While pointing out the rise of global capitalist hierarchy, Hardt and Negri assert that “the end of [modern] colonialism is also the end of the modern world and modern regimes of rule” (Hardt & Negri, 2000, p. 134). It is not only the multilevel governance by intergovernmental institutions such as World Bank and IMF but also by the perpetrators of notions such as humanitarian intervention and just war, the nation state is being effectively surpassed. The gradual withering away of the nation state of course does not lead into the end of sovereignty.
It is merely a shift from the postcolonial formal sovereignty to the real sovereignty of empire as we live through the stage total subsumption by capital. The imperial sovereignty which is originated fro the crisis of modernity is characterized by the network model of expansionist power. According to Hardt and Negri, power within the empire is not limited by the fixed boundaries. On the contrary, the imperial power “finds the logic of its order always renewed and always re-created in expansion” (ibid, p.

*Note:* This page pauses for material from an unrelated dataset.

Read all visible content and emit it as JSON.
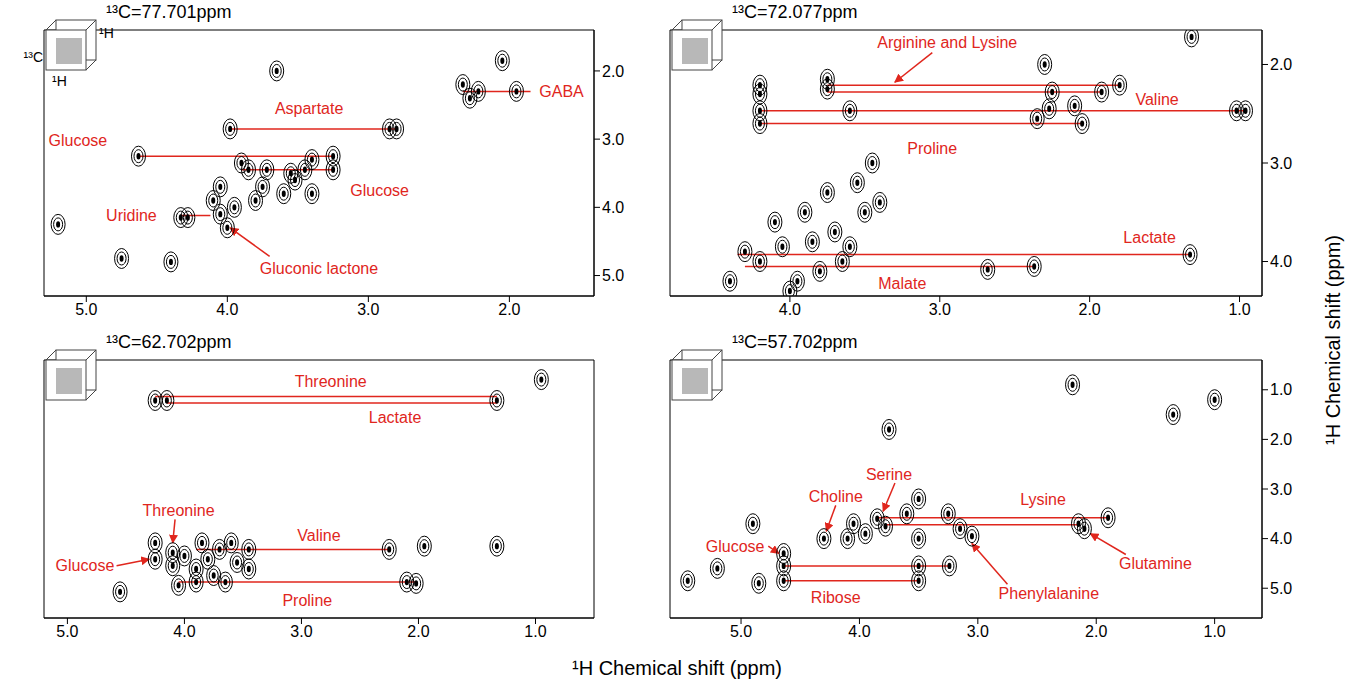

167). Therefore, imperial sovereignty (re)creates its own borders beyond its borders. Conclusion As modernity was characterized by colonial sovereignty of the imperialist powers, it needed nation states to function within the boundaries. But, the passage from modernity to postmodernity supersedes the nation states for the imperial sovereignty which is an open network of power. Reference Hardt, Michael, And Negri, Antonio, (2000) Empire, Massachusetts: Harvard University Press.